Mais les critiques vont plus loin. Certains internautes soupçonnent Lima d'être à l'origine d'une fraude comme on en rencontre parfois sur Kickstarter (lire : " Ces campagnes Kickstarter qui sont tombées à l'eau", du 17/07/13). "Nous allons essayer de rencontrer les backers plus personnellement dans les mois à venir, explique Séverin Marcombes.
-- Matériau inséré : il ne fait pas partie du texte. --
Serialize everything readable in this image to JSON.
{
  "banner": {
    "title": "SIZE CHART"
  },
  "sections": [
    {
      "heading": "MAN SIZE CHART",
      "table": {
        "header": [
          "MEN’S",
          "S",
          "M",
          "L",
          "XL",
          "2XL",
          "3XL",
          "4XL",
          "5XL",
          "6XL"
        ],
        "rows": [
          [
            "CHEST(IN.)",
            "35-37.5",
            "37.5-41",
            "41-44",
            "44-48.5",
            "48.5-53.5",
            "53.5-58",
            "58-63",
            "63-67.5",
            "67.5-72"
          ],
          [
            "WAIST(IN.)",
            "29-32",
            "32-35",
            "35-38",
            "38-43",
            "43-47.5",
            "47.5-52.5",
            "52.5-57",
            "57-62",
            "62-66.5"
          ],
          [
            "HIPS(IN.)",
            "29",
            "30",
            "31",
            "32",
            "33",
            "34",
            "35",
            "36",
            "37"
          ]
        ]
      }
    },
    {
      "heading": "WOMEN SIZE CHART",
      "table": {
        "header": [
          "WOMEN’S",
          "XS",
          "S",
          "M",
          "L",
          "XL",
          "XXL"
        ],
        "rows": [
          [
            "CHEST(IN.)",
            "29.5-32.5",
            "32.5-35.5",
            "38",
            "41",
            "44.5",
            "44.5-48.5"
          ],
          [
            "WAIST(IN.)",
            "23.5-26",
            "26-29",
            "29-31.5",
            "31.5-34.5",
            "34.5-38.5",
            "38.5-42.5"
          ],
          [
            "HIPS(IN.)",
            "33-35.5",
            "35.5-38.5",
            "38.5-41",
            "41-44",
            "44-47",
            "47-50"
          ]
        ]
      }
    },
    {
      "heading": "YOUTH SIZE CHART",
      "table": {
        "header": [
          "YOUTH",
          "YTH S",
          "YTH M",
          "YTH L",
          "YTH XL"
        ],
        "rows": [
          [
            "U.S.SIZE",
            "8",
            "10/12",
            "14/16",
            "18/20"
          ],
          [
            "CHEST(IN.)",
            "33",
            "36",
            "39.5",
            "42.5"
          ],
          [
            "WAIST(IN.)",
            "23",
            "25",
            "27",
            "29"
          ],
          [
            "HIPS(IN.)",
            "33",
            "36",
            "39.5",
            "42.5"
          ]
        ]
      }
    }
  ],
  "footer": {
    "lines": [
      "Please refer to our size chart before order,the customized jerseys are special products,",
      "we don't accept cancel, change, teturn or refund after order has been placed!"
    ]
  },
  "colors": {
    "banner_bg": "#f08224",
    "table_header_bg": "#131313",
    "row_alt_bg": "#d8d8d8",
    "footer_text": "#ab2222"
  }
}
On se rend compte que certains pensent que Lima est une arnaque parce qu'on ne montre pas encore grand-chose." Pour ceux qui réclament un remboursement, par contre, pas de recours possible : "Les fonds ont été utilisés pour le projet qu'ils ont backé et on ne peut pas se permettre de rembourser sans risquer de le mettre à mal." En attendant, les backers se désespèrent de ne pas recevoir autant d'informations qu'ils le souhaiteraient et déplorent la stratégie de communication de Lima.

Et pour répondre à leurs attentes, CGC vient de poster une vidéo de douze minutes à ses backers, dans laquelle Séverin Marcombes revient sur le chemin parcouru par la start-up depuis la campagne Kickstarter et les raisons du délai. Il reconnaît que "la communication avec les backers n'a pas été bonne" et promet d'organiser des rencontres à Paris, Londres, Hong-Kong, Dublin et peut-être New York et Las Vegas dans les mois à venir. L'heure est venue pour Lima de rassurer ses backers et montrer ce pour quoi ils ont investi.